The java.util.Random class has a method nextLong() which on it's own calls next(32) returning a random signed integer.
public long nextLong() {
// it's okay that the bottom word remains signed.
return ((long)(next(32)) << 32) + next(32);
}
How come keeping the bottom word signed does not impact the quality of the randomly generated numbers? When constructing an example a bit in the middle of the generated long value is zeroed if the bottom word is negative.
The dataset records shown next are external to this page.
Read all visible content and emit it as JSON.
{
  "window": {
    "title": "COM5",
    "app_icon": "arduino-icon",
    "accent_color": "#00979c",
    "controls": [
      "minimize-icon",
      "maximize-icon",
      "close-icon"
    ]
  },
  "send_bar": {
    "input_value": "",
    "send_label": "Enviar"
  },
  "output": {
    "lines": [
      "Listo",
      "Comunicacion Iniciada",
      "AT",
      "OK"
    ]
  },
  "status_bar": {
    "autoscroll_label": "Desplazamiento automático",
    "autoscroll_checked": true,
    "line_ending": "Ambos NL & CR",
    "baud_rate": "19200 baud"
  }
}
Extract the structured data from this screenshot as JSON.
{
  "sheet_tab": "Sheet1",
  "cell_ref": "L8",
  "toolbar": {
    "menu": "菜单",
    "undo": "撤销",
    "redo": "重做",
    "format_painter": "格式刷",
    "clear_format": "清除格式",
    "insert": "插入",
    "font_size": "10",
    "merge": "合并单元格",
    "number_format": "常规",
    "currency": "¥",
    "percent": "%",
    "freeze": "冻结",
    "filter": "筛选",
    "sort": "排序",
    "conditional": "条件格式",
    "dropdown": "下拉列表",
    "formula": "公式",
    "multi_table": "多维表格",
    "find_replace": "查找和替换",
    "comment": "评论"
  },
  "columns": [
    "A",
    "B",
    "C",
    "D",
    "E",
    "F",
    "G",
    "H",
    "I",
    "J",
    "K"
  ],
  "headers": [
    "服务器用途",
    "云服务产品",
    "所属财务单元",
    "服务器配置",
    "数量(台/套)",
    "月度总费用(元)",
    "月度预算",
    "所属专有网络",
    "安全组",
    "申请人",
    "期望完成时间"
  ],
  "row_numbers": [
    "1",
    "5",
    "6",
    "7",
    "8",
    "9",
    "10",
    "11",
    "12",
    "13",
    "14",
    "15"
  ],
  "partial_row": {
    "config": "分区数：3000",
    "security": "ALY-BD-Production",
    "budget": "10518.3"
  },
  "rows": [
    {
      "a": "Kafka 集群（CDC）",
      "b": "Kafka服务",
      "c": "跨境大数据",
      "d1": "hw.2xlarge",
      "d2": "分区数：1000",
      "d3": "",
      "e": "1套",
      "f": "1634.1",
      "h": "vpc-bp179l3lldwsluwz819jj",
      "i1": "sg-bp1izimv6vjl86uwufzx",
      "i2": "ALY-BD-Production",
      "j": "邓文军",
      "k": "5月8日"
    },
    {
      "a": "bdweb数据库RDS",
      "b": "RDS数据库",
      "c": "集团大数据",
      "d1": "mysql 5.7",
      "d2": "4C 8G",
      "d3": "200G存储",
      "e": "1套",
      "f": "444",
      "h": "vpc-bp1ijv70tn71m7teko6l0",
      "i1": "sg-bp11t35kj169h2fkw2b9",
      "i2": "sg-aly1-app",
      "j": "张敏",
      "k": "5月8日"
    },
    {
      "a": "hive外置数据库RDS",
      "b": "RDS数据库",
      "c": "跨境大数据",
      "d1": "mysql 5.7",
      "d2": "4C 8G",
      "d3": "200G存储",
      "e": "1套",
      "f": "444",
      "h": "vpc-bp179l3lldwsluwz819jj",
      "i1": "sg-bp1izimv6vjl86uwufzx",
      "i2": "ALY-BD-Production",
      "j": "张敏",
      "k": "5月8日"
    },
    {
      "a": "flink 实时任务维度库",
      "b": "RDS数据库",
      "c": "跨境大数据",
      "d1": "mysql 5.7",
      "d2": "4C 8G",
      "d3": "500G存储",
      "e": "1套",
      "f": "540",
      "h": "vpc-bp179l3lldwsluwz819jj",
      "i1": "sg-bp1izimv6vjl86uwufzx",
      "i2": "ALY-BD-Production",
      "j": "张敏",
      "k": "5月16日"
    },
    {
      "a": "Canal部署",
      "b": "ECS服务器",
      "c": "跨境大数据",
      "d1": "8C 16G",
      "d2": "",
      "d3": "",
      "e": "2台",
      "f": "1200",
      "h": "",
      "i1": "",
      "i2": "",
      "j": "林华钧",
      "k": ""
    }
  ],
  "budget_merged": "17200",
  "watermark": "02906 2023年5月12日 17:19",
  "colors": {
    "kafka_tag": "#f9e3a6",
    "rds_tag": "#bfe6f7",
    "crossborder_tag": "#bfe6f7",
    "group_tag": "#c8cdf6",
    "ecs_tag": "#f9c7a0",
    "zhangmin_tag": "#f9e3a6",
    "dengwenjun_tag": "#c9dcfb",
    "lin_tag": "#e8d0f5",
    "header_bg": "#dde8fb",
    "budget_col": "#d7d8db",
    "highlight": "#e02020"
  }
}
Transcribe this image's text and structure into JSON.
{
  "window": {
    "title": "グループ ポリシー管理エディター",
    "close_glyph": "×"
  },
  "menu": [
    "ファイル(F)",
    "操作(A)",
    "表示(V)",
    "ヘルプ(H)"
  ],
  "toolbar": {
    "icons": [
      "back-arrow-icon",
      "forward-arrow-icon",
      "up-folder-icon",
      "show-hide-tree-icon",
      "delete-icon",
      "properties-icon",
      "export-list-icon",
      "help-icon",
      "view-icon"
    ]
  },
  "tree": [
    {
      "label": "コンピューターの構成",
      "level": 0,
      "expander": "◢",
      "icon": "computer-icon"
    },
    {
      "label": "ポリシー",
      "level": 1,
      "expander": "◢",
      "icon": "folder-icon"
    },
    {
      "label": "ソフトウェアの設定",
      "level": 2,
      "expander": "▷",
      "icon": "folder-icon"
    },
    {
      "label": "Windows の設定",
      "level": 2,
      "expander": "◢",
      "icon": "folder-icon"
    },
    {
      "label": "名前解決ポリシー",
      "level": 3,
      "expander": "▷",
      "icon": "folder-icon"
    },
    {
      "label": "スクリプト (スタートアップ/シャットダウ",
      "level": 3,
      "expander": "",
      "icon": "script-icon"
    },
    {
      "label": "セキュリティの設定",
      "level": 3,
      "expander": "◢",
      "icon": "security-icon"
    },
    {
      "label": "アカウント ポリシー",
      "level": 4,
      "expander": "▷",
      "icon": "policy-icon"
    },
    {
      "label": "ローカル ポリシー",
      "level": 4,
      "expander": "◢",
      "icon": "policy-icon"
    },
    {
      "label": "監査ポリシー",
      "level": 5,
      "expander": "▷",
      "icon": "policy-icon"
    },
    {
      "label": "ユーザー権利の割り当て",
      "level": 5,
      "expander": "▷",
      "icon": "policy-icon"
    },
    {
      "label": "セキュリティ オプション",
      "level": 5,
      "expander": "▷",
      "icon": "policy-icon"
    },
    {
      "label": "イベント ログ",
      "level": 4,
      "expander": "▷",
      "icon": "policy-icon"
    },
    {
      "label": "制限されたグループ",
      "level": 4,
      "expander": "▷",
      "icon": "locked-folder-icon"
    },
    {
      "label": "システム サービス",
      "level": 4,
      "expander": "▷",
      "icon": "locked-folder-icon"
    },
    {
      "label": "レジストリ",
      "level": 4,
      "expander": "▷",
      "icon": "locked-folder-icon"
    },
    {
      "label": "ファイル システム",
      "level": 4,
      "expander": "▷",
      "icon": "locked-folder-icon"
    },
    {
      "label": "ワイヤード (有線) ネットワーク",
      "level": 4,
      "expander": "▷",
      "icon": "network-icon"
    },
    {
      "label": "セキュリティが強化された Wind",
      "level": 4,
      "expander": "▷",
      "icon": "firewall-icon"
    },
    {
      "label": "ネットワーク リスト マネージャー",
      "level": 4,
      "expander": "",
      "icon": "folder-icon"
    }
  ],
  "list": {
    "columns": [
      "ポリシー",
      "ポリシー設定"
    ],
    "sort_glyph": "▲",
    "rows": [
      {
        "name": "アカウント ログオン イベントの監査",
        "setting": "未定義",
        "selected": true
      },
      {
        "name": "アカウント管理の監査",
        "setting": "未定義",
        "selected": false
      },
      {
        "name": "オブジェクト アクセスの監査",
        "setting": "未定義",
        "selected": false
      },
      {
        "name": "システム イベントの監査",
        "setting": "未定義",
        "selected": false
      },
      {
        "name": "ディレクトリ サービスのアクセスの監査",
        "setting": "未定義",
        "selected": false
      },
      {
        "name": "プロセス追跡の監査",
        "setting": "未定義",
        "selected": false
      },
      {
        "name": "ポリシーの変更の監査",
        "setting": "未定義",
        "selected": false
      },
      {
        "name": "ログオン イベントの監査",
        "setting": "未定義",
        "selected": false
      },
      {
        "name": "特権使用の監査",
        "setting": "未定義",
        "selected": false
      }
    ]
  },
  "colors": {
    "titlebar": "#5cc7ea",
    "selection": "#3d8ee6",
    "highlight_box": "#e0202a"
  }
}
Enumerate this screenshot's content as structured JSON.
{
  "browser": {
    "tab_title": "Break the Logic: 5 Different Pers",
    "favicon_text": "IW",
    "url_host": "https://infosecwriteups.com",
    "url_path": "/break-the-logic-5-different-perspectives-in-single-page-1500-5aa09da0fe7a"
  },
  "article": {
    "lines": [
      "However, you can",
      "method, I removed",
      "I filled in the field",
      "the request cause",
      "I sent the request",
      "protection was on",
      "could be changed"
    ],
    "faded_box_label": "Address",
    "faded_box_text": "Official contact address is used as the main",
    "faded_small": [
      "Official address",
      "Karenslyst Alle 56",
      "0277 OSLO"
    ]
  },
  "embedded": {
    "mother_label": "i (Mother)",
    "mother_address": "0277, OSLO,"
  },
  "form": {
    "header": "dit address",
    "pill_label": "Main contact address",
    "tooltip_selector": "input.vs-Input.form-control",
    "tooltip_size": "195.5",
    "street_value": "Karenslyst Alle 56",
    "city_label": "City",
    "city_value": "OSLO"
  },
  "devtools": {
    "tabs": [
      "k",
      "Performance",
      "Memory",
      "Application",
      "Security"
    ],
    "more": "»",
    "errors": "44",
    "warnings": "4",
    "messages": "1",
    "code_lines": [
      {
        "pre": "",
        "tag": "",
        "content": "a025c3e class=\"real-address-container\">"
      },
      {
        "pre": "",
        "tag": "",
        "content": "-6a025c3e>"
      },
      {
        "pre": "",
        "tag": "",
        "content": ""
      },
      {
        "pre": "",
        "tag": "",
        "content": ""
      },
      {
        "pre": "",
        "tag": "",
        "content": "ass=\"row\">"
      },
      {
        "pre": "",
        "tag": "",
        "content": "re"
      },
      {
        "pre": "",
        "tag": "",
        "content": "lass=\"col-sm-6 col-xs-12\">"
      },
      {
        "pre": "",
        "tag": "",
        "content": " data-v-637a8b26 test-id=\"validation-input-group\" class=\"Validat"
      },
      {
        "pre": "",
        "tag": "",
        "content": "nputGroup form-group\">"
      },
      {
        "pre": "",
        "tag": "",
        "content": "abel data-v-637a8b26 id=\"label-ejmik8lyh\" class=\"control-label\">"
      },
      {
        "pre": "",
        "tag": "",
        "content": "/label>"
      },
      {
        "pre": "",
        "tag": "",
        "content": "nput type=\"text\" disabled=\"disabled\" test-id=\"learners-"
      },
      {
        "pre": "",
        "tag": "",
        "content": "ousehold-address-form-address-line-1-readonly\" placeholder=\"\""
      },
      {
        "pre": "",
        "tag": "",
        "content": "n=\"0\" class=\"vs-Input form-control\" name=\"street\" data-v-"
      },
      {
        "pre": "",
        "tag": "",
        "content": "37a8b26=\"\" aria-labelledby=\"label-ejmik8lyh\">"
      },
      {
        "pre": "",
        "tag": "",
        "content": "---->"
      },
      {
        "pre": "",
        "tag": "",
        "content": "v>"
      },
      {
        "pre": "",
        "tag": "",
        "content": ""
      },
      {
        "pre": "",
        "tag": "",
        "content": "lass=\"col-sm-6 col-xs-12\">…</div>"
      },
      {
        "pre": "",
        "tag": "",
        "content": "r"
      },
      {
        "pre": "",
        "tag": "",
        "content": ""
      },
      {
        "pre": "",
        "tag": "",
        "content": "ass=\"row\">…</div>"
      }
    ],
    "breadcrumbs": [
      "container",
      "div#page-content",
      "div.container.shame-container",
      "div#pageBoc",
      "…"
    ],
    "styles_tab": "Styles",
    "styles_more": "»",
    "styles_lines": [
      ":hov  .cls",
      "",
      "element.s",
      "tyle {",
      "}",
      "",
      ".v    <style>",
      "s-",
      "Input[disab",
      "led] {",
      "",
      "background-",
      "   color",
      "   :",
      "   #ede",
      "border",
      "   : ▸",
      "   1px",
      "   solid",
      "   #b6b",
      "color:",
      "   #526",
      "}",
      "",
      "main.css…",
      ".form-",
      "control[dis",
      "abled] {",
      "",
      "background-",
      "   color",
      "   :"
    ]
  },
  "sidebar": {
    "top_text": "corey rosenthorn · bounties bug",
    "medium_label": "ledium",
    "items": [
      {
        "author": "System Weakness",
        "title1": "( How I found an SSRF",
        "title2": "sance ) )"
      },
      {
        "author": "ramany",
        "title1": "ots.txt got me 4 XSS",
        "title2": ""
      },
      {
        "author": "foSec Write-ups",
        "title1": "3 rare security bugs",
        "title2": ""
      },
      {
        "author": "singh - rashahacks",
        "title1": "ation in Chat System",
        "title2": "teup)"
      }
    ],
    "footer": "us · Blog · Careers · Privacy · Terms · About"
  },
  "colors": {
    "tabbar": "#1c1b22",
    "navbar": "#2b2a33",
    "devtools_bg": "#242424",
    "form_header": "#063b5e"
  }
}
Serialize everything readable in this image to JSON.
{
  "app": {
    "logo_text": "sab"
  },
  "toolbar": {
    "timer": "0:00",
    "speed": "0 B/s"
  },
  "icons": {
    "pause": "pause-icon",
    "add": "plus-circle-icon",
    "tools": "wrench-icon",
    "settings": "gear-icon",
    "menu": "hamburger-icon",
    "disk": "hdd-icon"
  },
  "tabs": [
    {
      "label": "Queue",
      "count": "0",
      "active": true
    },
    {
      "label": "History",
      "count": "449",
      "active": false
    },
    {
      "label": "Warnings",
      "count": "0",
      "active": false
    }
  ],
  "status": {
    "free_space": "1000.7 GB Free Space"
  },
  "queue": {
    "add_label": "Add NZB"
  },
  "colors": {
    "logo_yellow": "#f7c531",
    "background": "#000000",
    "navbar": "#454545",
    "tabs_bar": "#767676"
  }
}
final long INTEGER_MASK = 0xFFFFFFFFL;
int upper = Integer.MAX_VALUE;
int bottom = -1;
System.out.printf("%14s %64s%n","Upper:",Long.toBinaryString(((long)upper << 32)));
System.out.printf("%14s %64s%n","Lower:",Long.toBinaryString((long)bottom));
System.out.printf("%14s %64s%n"," Lower Masked:",Long.toBinaryString(((long)bottom)& INTEGER_MASK));
long result = ((long)upper << 32) + bottom;
System.out.printf("%14s %64s%n","Result:",Long.toBinaryString(result));
//Proper
long resultMasked = ((long)upper << 32) + (((long)bottom & INTEGER_MASK));
System.out.printf("%14s %64s%n%n","Masked",Long.toBinaryString(resultMasked));
Upper: 111_1111_1111_1111_1111_1111_1111_1111_0000_0000_0000_0000_0000_0000_0000_0000
Lower: 1111_1111_1111_1111_1111_1111_1111_1111_1111_1111_1111_1111_1111_1111_1111_1111
Lower Mask: 1111_1111_1111_1111_1111_1111_1111_1111
Result: 111_1111_1111_1111_1111_1111_1111_1110_1111_1111_1111_1111_1111_1111_1111_1111
Masked 111_1111_1111_1111_1111_1111_1111_1111_1111_1111_1111_1111_1111_1111_1111_1111
Currently the lower word contributes 33 bits while the upper only has 32 bits. Even if the upper word is negative due to the 32 bit shift it won't wrap around. I am aware of the javadocs stating that:
Because class {@code Random} uses a seed with only 48 bits, this algorithm will not return all possible {@code long} values.
In this case it might not be detrimental but e.g. gmu's MersenneTwister implementation uses exactly this function call. Doesn't this impact the quality of random numbers generated? What am I missing here?